Configure the metric
Fill in Span Name, Metric Attribute, and Aggregation Method for your use case.
Name and save
Give the metric a descriptive name and save. It is now available to add to any run.
Use Cases
Custom Latency Tracking
Extract average document retrieval latency from your custom retrieval spans:
| Field | Value |
|---|
| Span Name | document_retrieval |
| Metric Attribute | retrieval_latency_ms |
| Aggregation Method | Average |
This gives you the average retrieval latency across all turns in the simulation. Compare it across runs to catch regressions after changes to your index, embeddings, or chunking strategy.
p90 External API Latency
Track tail latency for an external service your agent depends on:
| Field | Value |
|---|
| Span Name | weather_api |
| Metric Attribute | duration_ms |
| Aggregation Method | p90 |
Use p90 instead of average when you care about tail performance instead of typical performance, especially for services that can occasionally spike.

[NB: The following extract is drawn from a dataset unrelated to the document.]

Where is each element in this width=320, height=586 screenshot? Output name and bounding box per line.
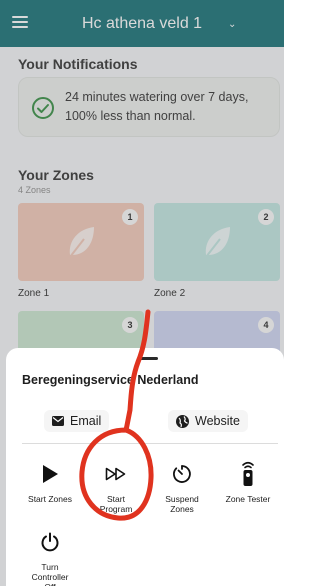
app-screen: Hc athena veld 1 ⌄ Your Notifications 24… (0, 0, 284, 586)
red-annotation-circle (79, 309, 154, 521)
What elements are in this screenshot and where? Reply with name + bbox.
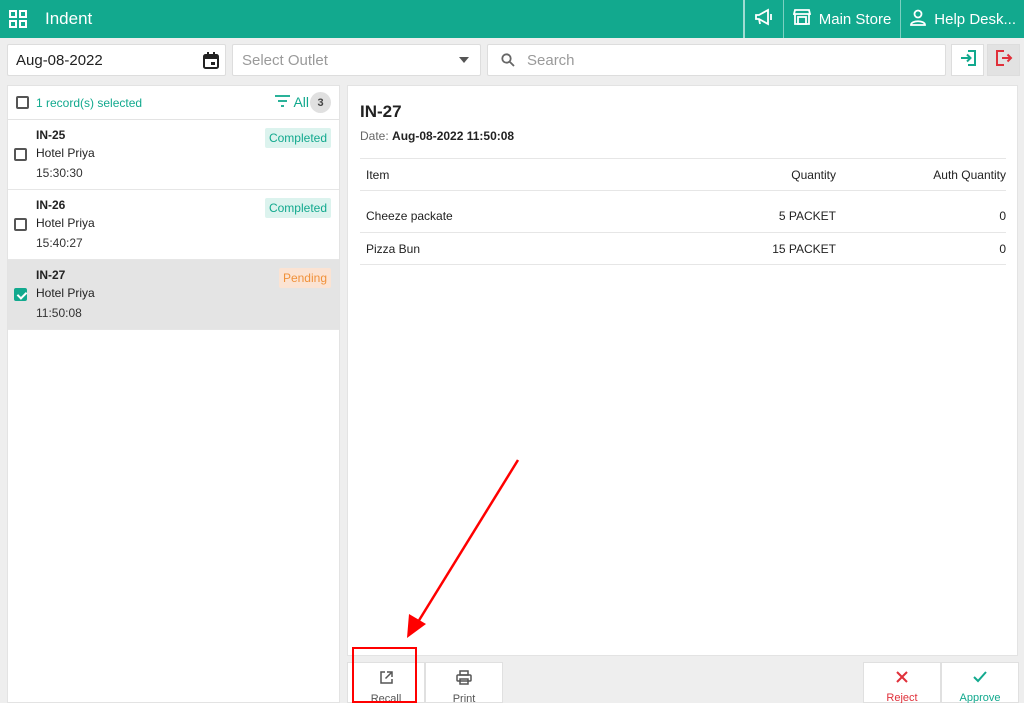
annotation-arrow-icon: [407, 459, 520, 638]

If your agent emits custom spans for specific tool calls with a duration attribute:
| Field | Value |
|---|
| Span Name | database_lookup |
| Metric Attribute | duration_ms |
| Aggregation Method | Average |
If your agent records a confidence score on each language model span:
| Field | Value |
|---|
| Span Name | llm |
| Metric Attribute | confidence_score |
| Aggregation Method | Average |
Custom Trace Metrics complement built-in trace metrics like LLM Time to First Byte and TTS Time to First Byte. Use the built-in metrics for standard pipeline components and Custom Trace Metrics for signals specific to your agent’s instrumentation.
Want an AI-assisted setup? Use Tracing Skills to have your coding agent inspect real traces, recommend 3-6 useful metrics, and create only metrics backed by span data that exists.